Setiap desa/kelurahan sudah memiliki tim penanganan, yang setiap saat melakukan verifikasi data dan keluar-masuknya warga pengungsi asal Karangasem, sehingga tidak ada seorang warga pengungsi yang lepas dari pantauan pemerintah daerah.

Perhatian Pemerintah Kabupaten Badung kepada pengungsi Gunung Agung juga dibuktikan dengan menyerahkan bantuan uang tunai kepada Pemkab Karangasem sebesar Rp2,4 miliar untuk memenuhi segala kebutuhan para pengungsi di daerah setempat.

Tidak hanya Kabupaten Badung, Kabupaten Buleleng pun mengerahkan Satuan Tugas (Satgas) Penanggulangan Bencana Gunung Agung Kabupaten Buleleng untuk merelokasi pengungsi ke lokasi yang layak untuk pengungsi di sejumlah kecamatan di wilayahnya.

Relokasi pengungsi ini telah difokuskan ke gedung dan balai banjar untuk menghindari pengungsi mengalami sakit, karena di Buleleng akan memasuki musim hujan.
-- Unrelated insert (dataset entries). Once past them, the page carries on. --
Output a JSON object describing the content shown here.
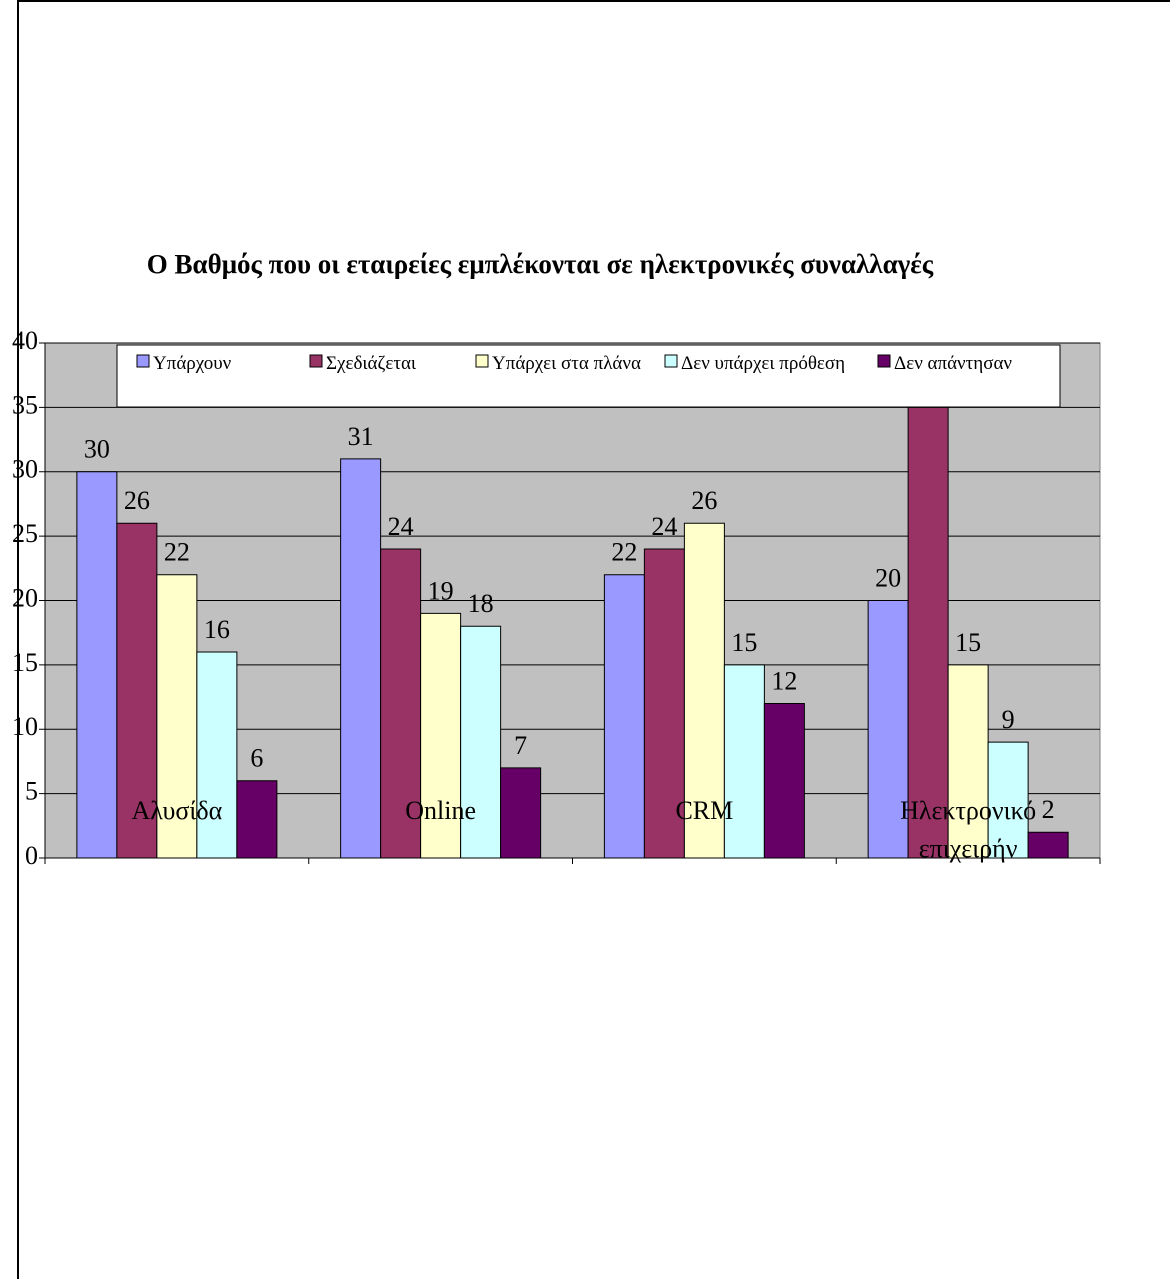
{
  "chart_data": {
    "type": "bar",
    "title": "Ο Βαθμός που οι εταιρείες εμπλέκονται σε ηλεκτρονικές συναλλαγές",
    "categories": [
      "Αλυσίδα",
      "Online",
      "CRM",
      "Ηλεκτρονικό επιχειρήν"
    ],
    "series": [
      {
        "name": "Υπάρχουν",
        "color": "#9999ff",
        "values": [
          30,
          31,
          22,
          20
        ]
      },
      {
        "name": "Σχεδιάζεται",
        "color": "#993366",
        "values": [
          26,
          24,
          24,
          35
        ]
      },
      {
        "name": "Υπάρχει στα πλάνα",
        "color": "#ffffcc",
        "values": [
          22,
          19,
          26,
          15
        ]
      },
      {
        "name": "Δεν υπάρχει πρόθεση",
        "color": "#ccffff",
        "values": [
          16,
          18,
          15,
          9
        ]
      },
      {
        "name": "Δεν απάντησαν",
        "color": "#660066",
        "values": [
          6,
          7,
          12,
          2
        ]
      }
    ],
    "ylim": [
      0,
      40
    ],
    "yticks": [
      0,
      5,
      10,
      15,
      20,
      25,
      30,
      35,
      40
    ],
    "grid": true,
    "legend": "top"
  }
}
Anggota Satgas Penanggulangan Bencana Gunung Agung, Made Arya Sukerta, mengaku relokasi itu sangat mendesak karena pengungsian sebelumnya berada di lapangan luas yang sangat tidak layak apabila hujan turun.

Agaknya, cara gotong royong yang ditunjukkan masyarakat dari beberapa kabupaten/kota serta kalangan pemerintah dan swasta di Bali untuk membantu para pengungsi merupakan cara terbaik mewujudkan kenyamanan agar mereka tidak seperti sedang mengungsi, namun mereka tetap terselamatkan dari zona kawasan rawan bencana (KRB).